Resolvi ligar para a minha mãe, avisando que ficaria fora a trabalho.

Foi o que fiz: liguei, conversei com ela e combinamos tudo. Quinta-feira à noite, eu e Jonathan dormiríamos lá. De manhã eu iria para minha casa e esperaria a Limusine.

Contudo, omiti dela quem era meu novo chefe. Não queria preocupá-la.

Depois que desliguei o telefone, fiquei pensando no jeito dele.

Por que ele não fez nenhum tipo de comentário?

Qual era a deleeeeeee?

Quem ele queria ser? O sujo ou o mal lavado?

Hipócrita!  

Sofreu um acidente e teve uma amnésia?

Não! Sai dessa!

Eu já estava inventando desculpa para isso tudo. Essas coisas só se viam em romances. Contudo lá, o protagonista era o mocinho, aqui temos o vilão da história com “H” de real.

Afastando os pensamentos, me voltei para o meu trabalho e fiz aquilo que se esperava de mim. Logo deu o horário de almoço. Desci até o restaurante três andares abaixo da onde eu estava, onde éramos conveniados. A comida era excelente, self service. Não comi muito, mais salada, pois a sensação de um caroço grosso na minha garganta era grande.

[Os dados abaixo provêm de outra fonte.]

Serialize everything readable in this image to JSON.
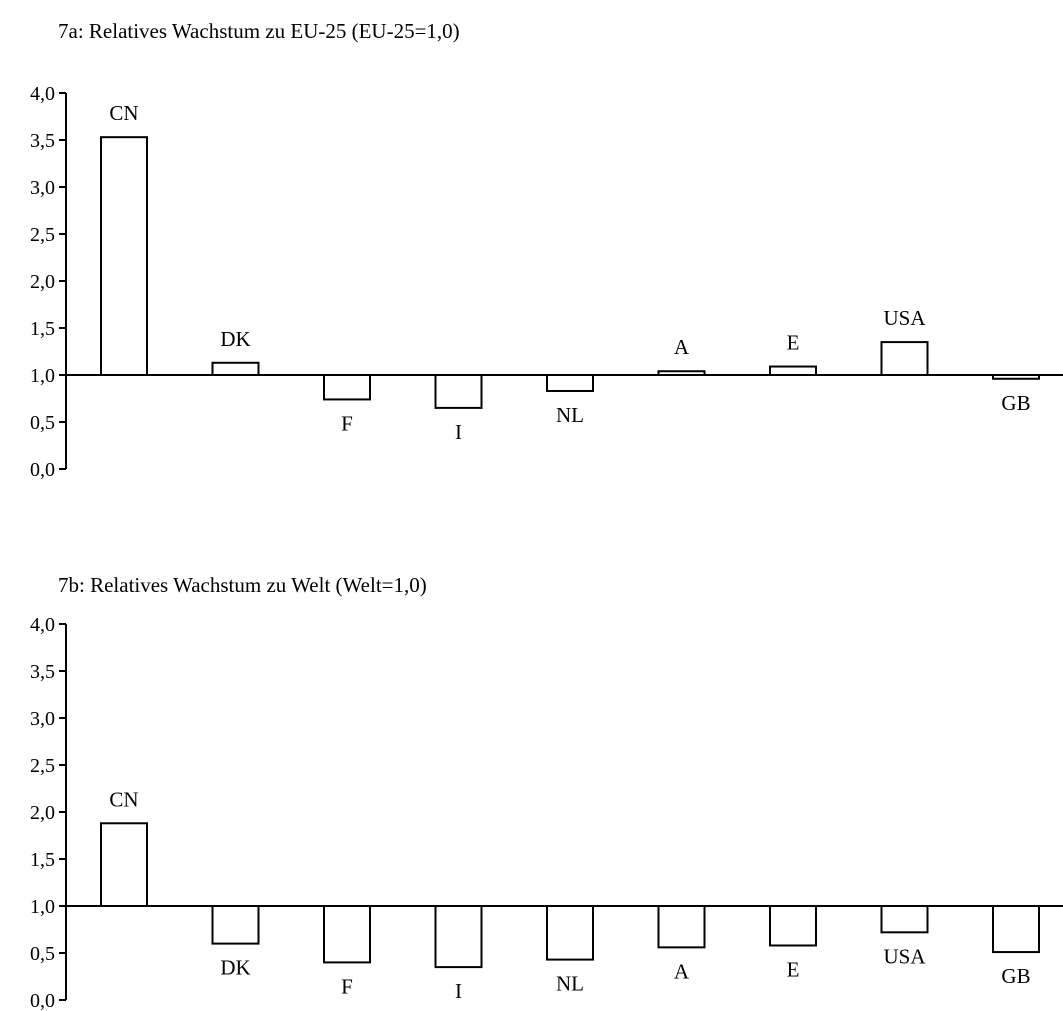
{
  "chart_data": [
    {
      "type": "bar",
      "title": "7a:  Relatives Wachstum zu EU-25 (EU-25=1,0)",
      "baseline": 1.0,
      "ylim": [
        0,
        4
      ],
      "yticks": [
        "0,0",
        "0,5",
        "1,0",
        "1,5",
        "2,0",
        "2,5",
        "3,0",
        "3,5",
        "4,0"
      ],
      "categories": [
        "CN",
        "DK",
        "F",
        "I",
        "NL",
        "A",
        "E",
        "USA",
        "GB"
      ],
      "values": [
        3.53,
        1.13,
        0.74,
        0.65,
        0.83,
        1.04,
        1.09,
        1.35,
        0.96
      ],
      "grid": false
    },
    {
      "type": "bar",
      "title": "7b:  Relatives Wachstum zu Welt (Welt=1,0)",
      "baseline": 1.0,
      "ylim": [
        0,
        4
      ],
      "yticks": [
        "0,0",
        "0,5",
        "1,0",
        "1,5",
        "2,0",
        "2,5",
        "3,0",
        "3,5",
        "4,0"
      ],
      "categories": [
        "CN",
        "DK",
        "F",
        "I",
        "NL",
        "A",
        "E",
        "USA",
        "GB"
      ],
      "values": [
        1.88,
        0.6,
        0.4,
        0.35,
        0.43,
        0.56,
        0.58,
        0.72,
        0.51
      ],
      "grid": false
    }
  ]
}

À tarde eu peguei firme no trabalho e me envolvi com a matéria. Quando deu 17:30 hrs, fiquei de olho no relógio, pois pegava Jonathan na escolinha, 18:30 hrs.

Quando deu 18:00 hrs já estava pronta para sair, peguei minha bolsa e apressei o passo, sentido aos elevadores. Apertei o botão. Graças a Deus, logo ele surgiu.

Depois de dez minutos esperando, peguei o ônibus em direção ao meu bairro, Holloway. A escolinha ficava a quatro quarteirões de meu apartamento.